Gödel Escher Bach
There is more to art than meets the eye
28.04.2023 — 20.08.2023There is more to art than meets the eye
Gödel Escher Bach
There is more to art than meets the eye
28.04.2023 — 20.08.2023There is more to art than meets the eye

Gödel, Escher, Bach
There is more to art than meets the eye
Exhibition
19.05.2023 — 27.08.2023
Opening
19.05.2023
Location
West in the former American embassy, Lange Voorhout 102, The Hague
The best seller ‘Gödel, Escher, Bach’ by the American scholar Douglas Hofstadter was awarded the Pulitzer prize in 1980. He researches the logical and scientific significance of self-reference on the basis of the work of three makers: Gödel, Escher and Bach. Escher became a renowned and popular figure partly through this book. This group exhibition illustrates the role of self-reference within the arts (i.e art is art because it is art), yet it also highlights how it applies to our contemporary notion of art, as well as self-reference in the process of the viewer.
One of the fundamental aspects of the work of M.C. Escher is self-reference. This is visible in the famous lithograph ‘Drawing Hands’ (Tekenende Handen) from 1948, where a drawn hand draws a drawing hand. Also in other works of M.C. Escher, one can find self-reference as a recurring theme, such as in ‘Relativity’(Relativiteit), ‘Waterfall’ (Waterval), ‘Hand with Reflecting Sphere’ (Hand met Spiegelende Bol) or ‘Convex and Concave’ (Hol en Bol). It is represented in one way where a waterfall falls into itself, and in another where a staircase leads to its own starting steps. The optical illusions that fascinated M.C. Escher throughout his whole life were all self-references.* Along these lines, M.C. Escher can perhaps be seen as the great man of self-reference, rather than of optical illusion or impossible spaces.
The American scholar Douglas Hofstadter researches the logical and scientific significance of self-reference itself, through the work of three makers: Gödel, Escher and Bach. Hofstadter lays out how the work of these gentlemen is based on the concept of self-reference and that therefore there is a logical connection between their ideas. The book approaches the concept mostly from a logical and scientific perspective, and in that regard, it seems to be geared towards readers interested in mathematics, logic and language.
With the group exhibition ‘Gödel, Escher, Bach’, West Den Haag puts the work of M.C. Escher in a broader context, inspired by Douglas Hofstadter. The presentation aspires to familiarise a new audience with the work of M.C. Escher, and offer new insights at the same time.** Similarly to Hofstadter conducting his research from his own expertise in logic and sciences, West Den Haag opts to approach this project from the contemporary arts. Some questions tied to this endeavour are: What is the role and significance of self-reference in the work of M.C. Escher within art production in general? What is the societal value of using self-reference in (artistic) practice or other social environments such as politics, education or healthcare?

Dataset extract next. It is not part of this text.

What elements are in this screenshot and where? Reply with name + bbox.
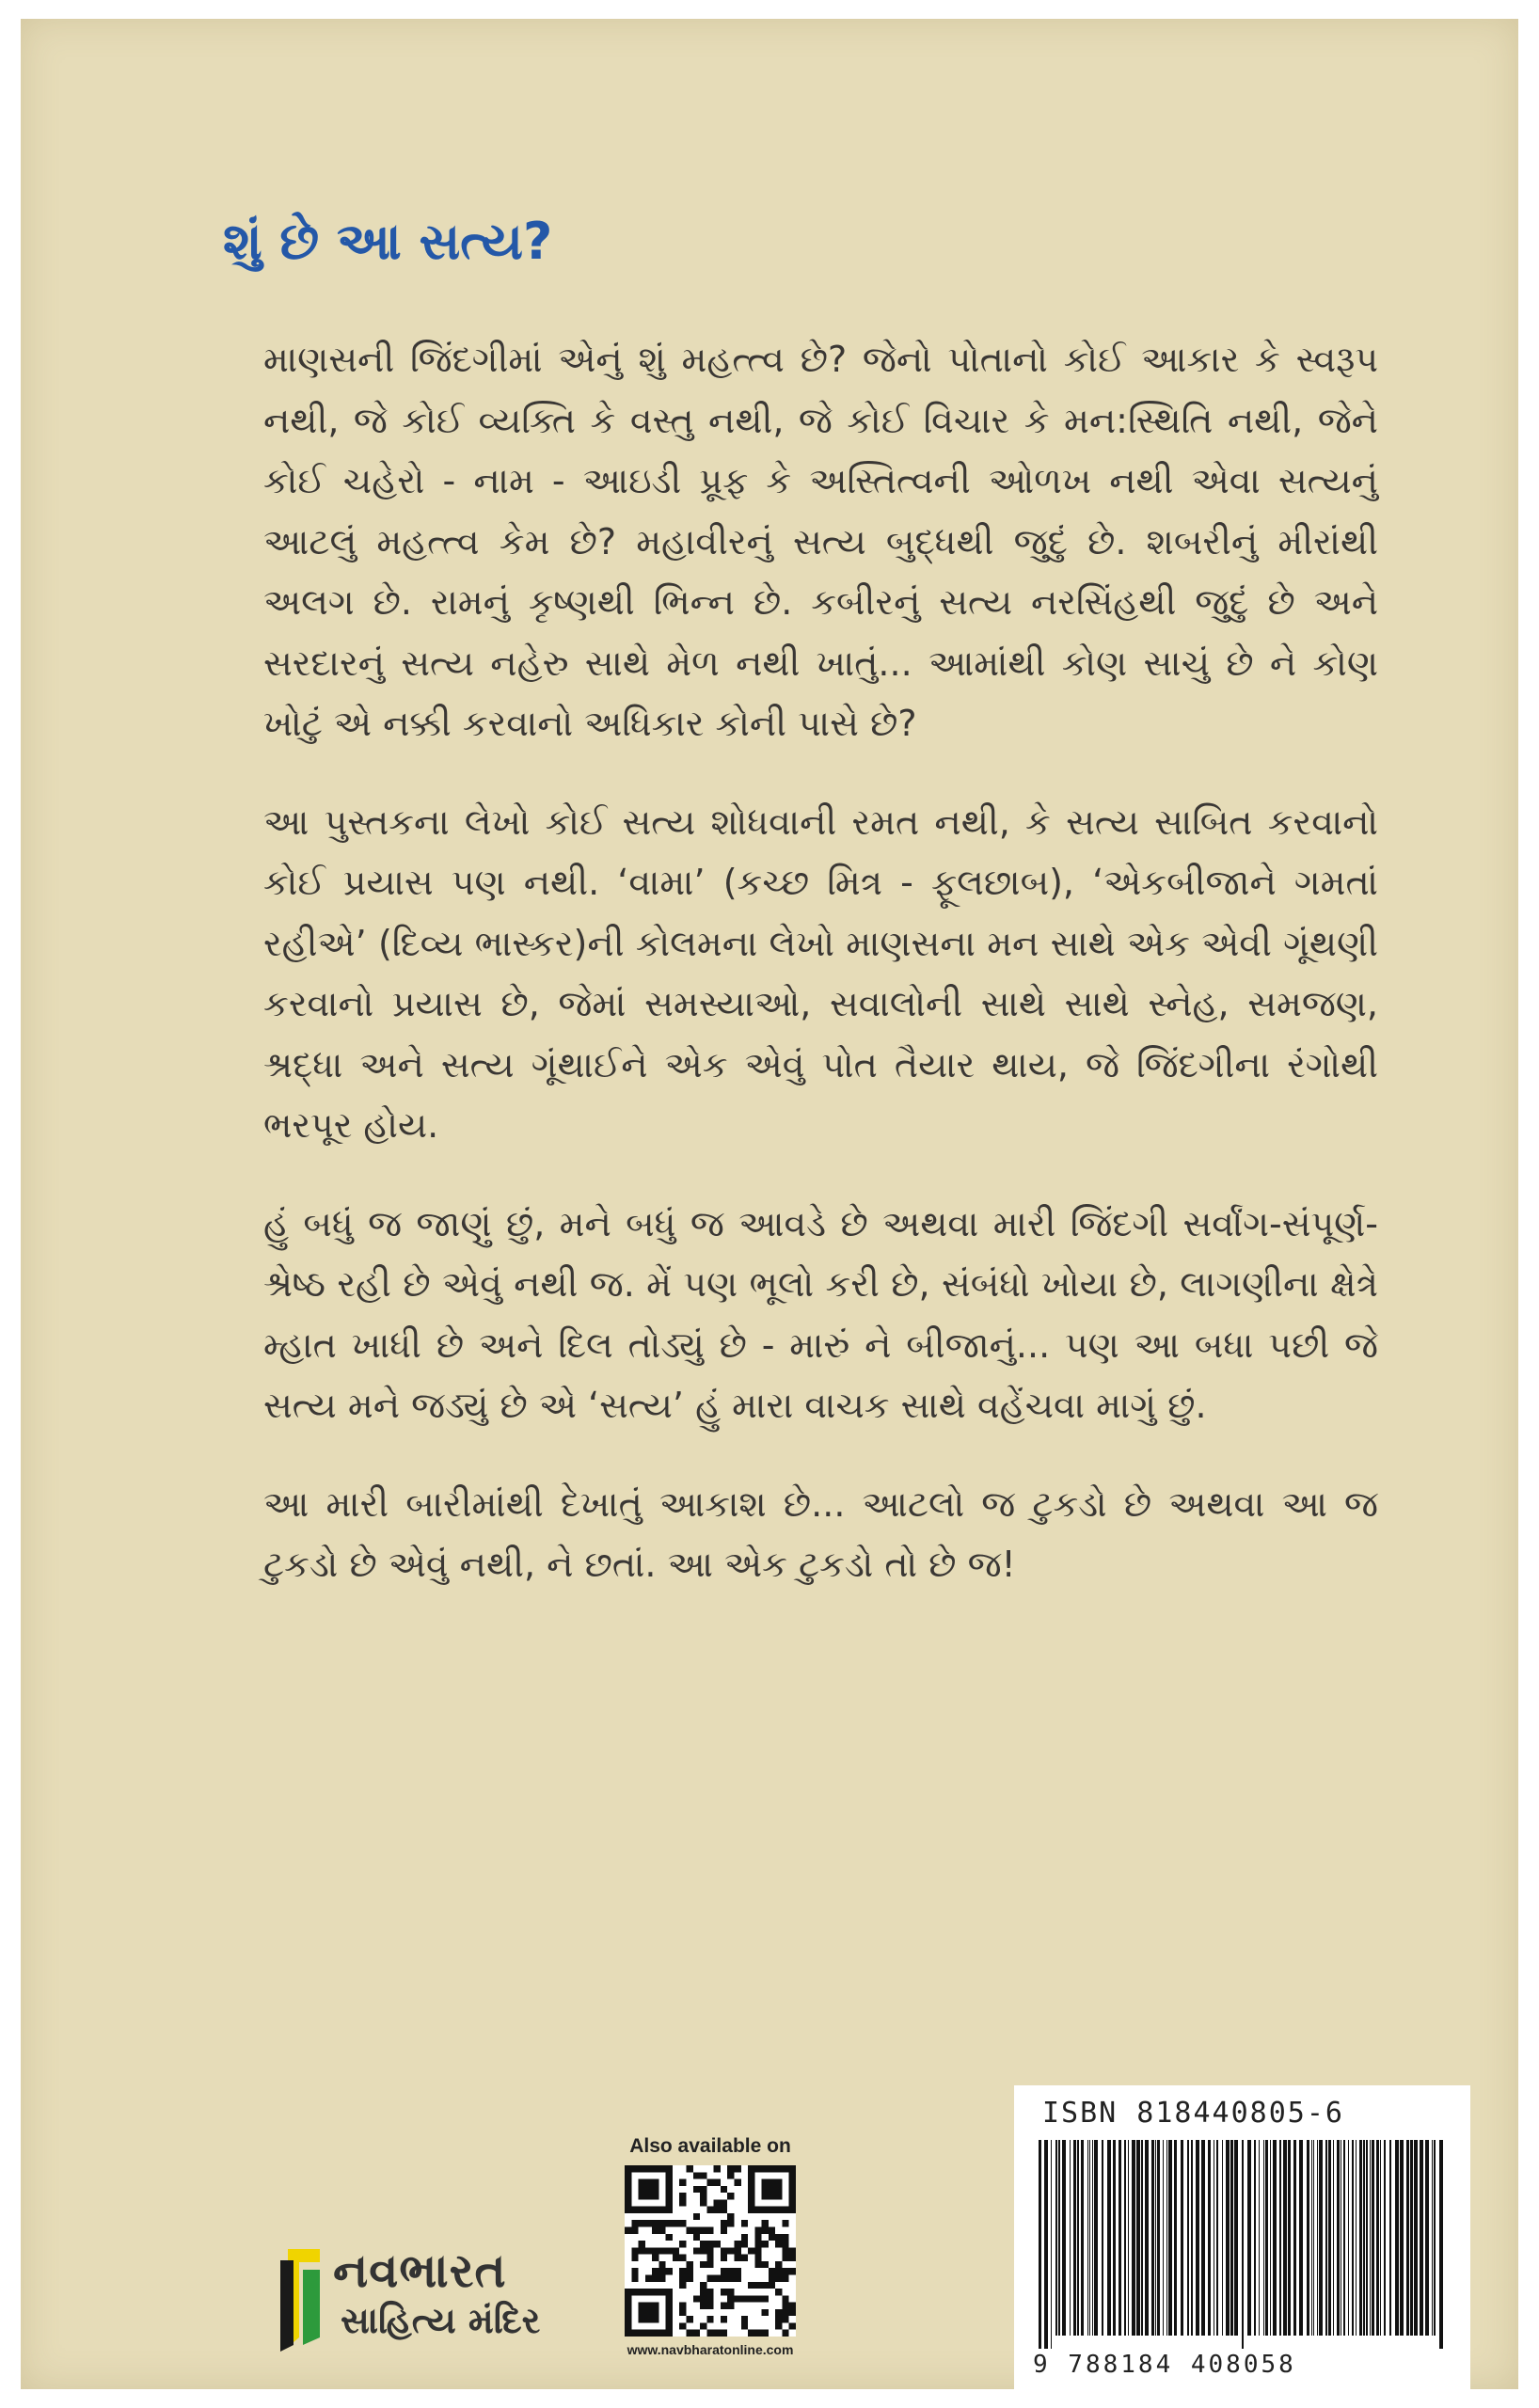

The group exhibition ‘Gödel, Escher, Bach’ shows the work of 26 contemporary artists from The Netherlands and abroad. The project is developed in the context of the Escher year 2023 in The Hague and forms an addition to exhibitions that display M.C. Escher’s prints in Kunstmuseum Den Haag and Escher in het Paleis.
* This fundamentally distinguishes his work from other artists who work with and on optical illusions such as Victor Vasarely, Josef Albers, Bridget Riley or Anish Kapoor.
** The presentation intends a similar approach as the retrospective exhibition ‘Symptom Bauhaus’, organised by West Den Haag in 2020. This critical overview offered a different perspective on the 100th anniversary of Bauhaus and was well-received by the press and visitors.